On top of that, advanced nuclear quotes are coming in at 13 cents per kilowatt-hour. Higher than this eia.gov projection.

Real world quote at 13 cents per kilowatt-hour
http://cleantechnica.com/2014/03/13/solar-sold-less-5%C2%A2kwh-austin-texas/

Germany's newest Hamburg/Moorburg coal plant was $2.5 per nameplate watt (45% of nuclear) and has a 46.5% thermal efficiency and can cleanly burn cheap lignite coal. Its cost is much less than nuclear.

Even if nuclear can match new coal plants (and an AP1000 cannot right now) its irrelevant as natural gas is at around 5 cents per kilowatt-hour, and where wind and solar is ideally sited (e.g. Texas) the levelized cost is 7 cents per kilowatt-hour, *without* subsidy.

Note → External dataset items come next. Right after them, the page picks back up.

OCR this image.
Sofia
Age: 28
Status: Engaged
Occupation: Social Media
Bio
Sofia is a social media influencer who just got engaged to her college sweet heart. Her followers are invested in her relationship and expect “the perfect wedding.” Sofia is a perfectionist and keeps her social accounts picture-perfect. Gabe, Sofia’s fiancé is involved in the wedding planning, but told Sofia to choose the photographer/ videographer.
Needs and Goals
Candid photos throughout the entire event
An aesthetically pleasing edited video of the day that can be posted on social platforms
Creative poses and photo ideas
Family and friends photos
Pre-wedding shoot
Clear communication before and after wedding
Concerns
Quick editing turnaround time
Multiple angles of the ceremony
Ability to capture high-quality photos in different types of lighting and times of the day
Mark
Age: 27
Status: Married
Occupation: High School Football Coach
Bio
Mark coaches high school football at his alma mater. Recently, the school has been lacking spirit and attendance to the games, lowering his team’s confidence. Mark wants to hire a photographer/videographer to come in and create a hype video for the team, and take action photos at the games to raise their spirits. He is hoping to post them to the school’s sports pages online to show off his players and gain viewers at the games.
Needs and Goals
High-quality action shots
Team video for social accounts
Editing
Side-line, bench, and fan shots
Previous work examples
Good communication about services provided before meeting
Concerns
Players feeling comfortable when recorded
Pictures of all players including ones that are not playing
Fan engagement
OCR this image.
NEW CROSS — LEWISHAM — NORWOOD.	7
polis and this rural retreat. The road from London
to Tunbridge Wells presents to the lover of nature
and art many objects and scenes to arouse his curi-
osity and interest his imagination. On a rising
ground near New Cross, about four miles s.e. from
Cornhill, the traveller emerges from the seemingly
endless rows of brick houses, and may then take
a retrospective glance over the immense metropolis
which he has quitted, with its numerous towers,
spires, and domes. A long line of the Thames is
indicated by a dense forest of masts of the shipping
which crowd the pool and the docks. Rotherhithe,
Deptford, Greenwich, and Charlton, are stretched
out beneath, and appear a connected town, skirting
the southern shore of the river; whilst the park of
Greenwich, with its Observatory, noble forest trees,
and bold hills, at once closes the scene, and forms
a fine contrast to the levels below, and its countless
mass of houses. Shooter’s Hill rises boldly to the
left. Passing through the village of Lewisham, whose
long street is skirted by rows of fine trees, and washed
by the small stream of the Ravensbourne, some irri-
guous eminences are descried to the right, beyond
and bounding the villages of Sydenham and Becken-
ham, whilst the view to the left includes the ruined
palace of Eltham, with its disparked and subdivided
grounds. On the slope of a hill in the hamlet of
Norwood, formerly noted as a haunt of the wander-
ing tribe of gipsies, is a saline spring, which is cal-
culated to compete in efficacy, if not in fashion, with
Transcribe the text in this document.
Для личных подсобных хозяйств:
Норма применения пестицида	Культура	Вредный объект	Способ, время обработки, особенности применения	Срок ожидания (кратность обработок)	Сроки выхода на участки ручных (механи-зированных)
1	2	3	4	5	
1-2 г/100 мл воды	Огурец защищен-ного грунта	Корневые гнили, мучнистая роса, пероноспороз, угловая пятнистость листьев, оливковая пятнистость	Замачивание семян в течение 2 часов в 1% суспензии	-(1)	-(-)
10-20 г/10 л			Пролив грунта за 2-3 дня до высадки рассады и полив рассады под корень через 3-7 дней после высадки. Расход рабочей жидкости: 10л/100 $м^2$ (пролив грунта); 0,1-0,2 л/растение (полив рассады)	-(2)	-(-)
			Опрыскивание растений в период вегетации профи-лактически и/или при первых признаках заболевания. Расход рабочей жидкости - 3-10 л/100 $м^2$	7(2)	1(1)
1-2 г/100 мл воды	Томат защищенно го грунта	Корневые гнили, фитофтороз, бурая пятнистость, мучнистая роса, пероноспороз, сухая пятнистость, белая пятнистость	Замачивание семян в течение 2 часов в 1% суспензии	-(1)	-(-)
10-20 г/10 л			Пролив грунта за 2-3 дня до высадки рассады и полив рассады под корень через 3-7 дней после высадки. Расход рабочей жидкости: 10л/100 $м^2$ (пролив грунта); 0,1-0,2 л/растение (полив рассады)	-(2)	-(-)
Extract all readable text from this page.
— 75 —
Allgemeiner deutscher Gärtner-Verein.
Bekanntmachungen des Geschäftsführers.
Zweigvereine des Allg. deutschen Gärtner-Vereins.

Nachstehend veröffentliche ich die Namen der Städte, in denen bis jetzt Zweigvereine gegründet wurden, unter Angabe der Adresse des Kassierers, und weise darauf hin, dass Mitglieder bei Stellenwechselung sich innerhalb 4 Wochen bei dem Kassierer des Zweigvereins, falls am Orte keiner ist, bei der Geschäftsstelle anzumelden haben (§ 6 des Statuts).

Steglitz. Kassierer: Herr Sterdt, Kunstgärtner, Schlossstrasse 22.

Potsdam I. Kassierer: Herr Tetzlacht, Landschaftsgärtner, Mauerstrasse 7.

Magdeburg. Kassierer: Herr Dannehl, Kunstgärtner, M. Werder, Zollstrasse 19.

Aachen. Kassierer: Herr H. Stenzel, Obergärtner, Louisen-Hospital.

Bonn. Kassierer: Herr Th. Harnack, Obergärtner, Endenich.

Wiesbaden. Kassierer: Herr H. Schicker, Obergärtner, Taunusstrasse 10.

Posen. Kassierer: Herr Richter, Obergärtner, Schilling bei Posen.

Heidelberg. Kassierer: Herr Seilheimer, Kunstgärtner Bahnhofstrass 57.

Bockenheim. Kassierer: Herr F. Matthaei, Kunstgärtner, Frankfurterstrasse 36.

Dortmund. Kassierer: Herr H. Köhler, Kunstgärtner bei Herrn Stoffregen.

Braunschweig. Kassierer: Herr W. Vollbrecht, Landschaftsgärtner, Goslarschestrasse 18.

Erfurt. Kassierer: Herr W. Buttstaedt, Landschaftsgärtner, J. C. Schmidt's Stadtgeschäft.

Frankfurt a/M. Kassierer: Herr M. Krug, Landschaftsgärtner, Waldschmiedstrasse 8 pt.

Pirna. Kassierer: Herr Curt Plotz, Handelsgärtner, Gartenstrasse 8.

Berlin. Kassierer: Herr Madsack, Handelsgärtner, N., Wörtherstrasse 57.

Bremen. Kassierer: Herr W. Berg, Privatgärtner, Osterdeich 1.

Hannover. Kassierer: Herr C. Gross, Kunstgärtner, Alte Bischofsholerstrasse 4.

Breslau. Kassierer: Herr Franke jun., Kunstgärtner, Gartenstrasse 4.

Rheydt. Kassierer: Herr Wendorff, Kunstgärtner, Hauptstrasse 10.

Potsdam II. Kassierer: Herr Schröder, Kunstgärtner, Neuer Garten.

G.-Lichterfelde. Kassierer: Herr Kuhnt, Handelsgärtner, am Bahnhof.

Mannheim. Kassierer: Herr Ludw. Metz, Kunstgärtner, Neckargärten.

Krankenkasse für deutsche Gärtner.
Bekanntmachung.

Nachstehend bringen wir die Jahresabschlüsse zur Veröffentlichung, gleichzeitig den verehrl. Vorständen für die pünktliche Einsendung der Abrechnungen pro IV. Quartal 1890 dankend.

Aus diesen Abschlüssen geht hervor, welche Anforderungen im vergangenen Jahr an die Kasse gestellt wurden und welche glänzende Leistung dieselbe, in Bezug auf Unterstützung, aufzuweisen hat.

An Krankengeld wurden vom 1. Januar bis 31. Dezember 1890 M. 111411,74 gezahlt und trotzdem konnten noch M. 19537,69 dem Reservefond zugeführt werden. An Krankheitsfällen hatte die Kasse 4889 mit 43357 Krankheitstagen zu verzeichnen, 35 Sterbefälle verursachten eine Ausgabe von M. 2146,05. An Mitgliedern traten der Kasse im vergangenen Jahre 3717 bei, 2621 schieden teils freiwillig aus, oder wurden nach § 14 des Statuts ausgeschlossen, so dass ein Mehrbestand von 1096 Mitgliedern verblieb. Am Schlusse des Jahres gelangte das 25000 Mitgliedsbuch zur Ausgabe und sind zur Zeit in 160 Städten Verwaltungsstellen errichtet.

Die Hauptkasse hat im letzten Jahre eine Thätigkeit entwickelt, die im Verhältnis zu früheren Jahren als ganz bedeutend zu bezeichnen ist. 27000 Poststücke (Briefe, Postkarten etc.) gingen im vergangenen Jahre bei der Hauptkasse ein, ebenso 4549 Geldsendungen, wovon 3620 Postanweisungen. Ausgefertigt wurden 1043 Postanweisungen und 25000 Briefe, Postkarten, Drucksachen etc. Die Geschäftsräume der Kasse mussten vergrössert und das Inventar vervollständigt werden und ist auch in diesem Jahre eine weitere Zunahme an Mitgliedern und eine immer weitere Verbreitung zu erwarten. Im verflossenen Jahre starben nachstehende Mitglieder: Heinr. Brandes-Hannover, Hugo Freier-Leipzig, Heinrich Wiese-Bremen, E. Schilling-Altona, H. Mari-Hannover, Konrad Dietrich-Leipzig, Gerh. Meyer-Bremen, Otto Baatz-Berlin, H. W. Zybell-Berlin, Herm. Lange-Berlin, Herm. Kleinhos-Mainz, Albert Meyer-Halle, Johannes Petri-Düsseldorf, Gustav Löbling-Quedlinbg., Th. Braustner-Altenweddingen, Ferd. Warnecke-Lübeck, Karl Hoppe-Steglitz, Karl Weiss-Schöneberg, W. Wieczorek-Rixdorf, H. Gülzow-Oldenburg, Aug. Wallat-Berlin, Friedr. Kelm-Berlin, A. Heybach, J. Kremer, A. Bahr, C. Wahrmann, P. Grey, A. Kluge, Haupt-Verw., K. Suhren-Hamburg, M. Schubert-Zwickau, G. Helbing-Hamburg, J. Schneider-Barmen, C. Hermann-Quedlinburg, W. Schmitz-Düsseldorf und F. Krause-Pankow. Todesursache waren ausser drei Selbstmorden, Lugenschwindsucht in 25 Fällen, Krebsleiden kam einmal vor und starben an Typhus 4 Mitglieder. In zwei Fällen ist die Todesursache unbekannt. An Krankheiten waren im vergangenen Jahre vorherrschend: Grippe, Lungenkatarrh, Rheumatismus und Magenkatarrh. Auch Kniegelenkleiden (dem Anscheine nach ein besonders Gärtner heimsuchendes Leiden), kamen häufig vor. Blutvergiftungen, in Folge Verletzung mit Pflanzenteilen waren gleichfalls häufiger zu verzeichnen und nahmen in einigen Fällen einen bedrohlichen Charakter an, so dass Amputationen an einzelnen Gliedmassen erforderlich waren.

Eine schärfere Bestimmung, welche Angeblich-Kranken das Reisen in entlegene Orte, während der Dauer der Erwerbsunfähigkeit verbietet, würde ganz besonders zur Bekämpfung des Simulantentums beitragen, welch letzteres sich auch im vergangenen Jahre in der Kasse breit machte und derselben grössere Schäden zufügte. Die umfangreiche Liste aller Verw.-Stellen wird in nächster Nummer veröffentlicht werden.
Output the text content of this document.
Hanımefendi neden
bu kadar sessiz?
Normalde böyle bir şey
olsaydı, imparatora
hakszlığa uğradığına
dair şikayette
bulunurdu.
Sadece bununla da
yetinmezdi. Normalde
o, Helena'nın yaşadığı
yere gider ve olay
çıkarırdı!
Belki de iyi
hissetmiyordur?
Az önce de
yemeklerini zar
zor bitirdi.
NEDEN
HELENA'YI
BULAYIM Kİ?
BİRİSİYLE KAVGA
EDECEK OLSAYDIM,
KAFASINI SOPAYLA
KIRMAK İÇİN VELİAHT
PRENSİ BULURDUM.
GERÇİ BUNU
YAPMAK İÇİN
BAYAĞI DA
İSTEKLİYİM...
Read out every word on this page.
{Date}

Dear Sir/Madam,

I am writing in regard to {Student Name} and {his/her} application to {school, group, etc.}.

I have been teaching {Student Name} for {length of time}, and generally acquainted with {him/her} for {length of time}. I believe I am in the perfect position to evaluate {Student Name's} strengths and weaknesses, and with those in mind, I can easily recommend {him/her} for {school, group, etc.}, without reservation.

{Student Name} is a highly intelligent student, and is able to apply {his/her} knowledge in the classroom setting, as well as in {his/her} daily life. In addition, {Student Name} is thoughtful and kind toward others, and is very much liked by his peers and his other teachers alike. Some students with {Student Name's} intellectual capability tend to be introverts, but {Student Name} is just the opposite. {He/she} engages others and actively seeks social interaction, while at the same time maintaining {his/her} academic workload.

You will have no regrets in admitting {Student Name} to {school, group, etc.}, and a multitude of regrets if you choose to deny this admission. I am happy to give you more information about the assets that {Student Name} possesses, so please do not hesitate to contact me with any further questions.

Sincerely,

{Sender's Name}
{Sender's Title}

A $50 per tonne carbon price only adds 2 cents per kilowatt-hour to natural gas LCOE. And at that carbon price, you could force coal out and offset the entire rest of the worlds emissions with planting projects.

So until nuclear is within 2 cents per kilowatt-hour of natural gas, it is too expensive to be a solution right now in the USA.

SJC

PRISM emits NO carbon, uses waste and produces small amounts of short lived products. If you want to reduce carbon emissions, this is one way.

HarveyD

Making and distributing clean electricity for 1+B BEVs is not a major challenge (in most places). Lower cost REs are around the corner and the per kWh cost is going down every year.

Of course, nuclear (at $0.16/kWh and rising) is also a clean, almost limitless solution for countries with a lot of $$$$$.

Reducing battery price by 5X (to under $100/kWh at the pack level) and increasing their energy storage density by 5X (to between 600 Wh/Kg and 1,000 Wh/Kg at the pack level) may need more time and efforts. The first 50% step may be around by 2020 or so.

HarveyD

An acquaintance living in NY City says that they are paying $0.32/kWh for electricity. That's almost 5 times what we pay.

Why local enterpreneurs do not built half a dozen Nuke Plants nearby?. They could make a fortune?

Alternatively, the same enterpreneurs could buy clean electricity fronm New Found Land and Québec and rake it ($$$)in every day.

HarveyD

The last suggestion may not please the local and national climato-septics.